There are a few points to note with respect to these practices.
First, as domestic systems begin to apply their criminal laws to an international context to assert accountability of involvement in atrocity crimes abroad, identifying the types of assistance that have been penalized would be most relevant. As seen in the Swedish case against the executives of Lundin Oil, aiding and abetting was a mode of liability deemed fit for prosecuting criminal assistance provided via the corporation. In order to determine criminal liability for aiding and abetting, a sufficient degree of assistance needs to be provided (actus reus) with a sufficient degree of intent or knowledge of the main crimes (mens rea). As for the actus reus, like most civil law cultures, Swedish criminal law requires no significant contribution to the crimes by the aider and abettor, but permits acts carrying little or no consequence to the ultimate perpetration of crimes.
Second, it is noteworthy that assistance in crimes is not only punishable by means of aiding and abetting as a mode of liability. With a view to suppress and prevent certain highly serious crimes, legislators have penalized certain conduct in the form of direct perpetration, which can also be seen as a form of assistance. The crime of “profiting from exploitation” in the Netherlands and the EU-sanctioned exports are examples of the proliferation of separate offences at the domestic level. This trajectory opens the possibility to hold companies accountable as direct perpetrators of a separate crime which can also be regarded as a means of assisting the commission of highly serious crimes.

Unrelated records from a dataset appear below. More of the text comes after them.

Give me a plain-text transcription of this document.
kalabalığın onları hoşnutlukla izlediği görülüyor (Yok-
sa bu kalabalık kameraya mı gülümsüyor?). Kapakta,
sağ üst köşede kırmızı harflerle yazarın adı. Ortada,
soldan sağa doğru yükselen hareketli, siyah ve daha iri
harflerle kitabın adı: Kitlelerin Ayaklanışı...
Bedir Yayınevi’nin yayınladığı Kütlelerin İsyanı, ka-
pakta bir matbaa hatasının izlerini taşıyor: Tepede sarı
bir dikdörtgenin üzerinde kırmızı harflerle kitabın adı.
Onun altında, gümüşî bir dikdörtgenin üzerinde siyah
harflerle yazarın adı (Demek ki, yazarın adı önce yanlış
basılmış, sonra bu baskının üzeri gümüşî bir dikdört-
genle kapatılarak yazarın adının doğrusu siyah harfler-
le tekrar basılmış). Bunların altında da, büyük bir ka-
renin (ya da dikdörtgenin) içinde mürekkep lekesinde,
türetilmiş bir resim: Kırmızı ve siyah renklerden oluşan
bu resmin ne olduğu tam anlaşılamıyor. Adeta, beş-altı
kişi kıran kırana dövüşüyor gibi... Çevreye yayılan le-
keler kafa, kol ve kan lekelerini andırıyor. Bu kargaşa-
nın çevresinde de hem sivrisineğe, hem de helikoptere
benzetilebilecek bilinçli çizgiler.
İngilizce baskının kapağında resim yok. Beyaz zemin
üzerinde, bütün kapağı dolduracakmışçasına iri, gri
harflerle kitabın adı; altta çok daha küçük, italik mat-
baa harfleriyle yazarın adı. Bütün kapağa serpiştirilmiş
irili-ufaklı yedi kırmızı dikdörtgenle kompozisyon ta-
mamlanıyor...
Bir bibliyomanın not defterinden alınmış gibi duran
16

Lastly, the French criminal prosecution against LaFarge -if successful- would to my knowledge be the first case where a legal person is held criminally liable for grave crimes abroad. The test for corporate criminal liability is whether the crimes are attributable to the legal entity. Specifically, this entails a case-by-case assessment which looks to, inter alia, the nature of the company, whether the criminal conduct was within the sphere of its ordinary business activities, and the company’s power to the control the occurrence of crimes. If the material nexus can be proven, the court would need to show that the company bears the requisite standard of culpability. Whether this is possible will largely depend upon the company’s strategy and efforts, in terms of due diligence, as is discussed in Human Rights Due Diligence: Turning ideals into law.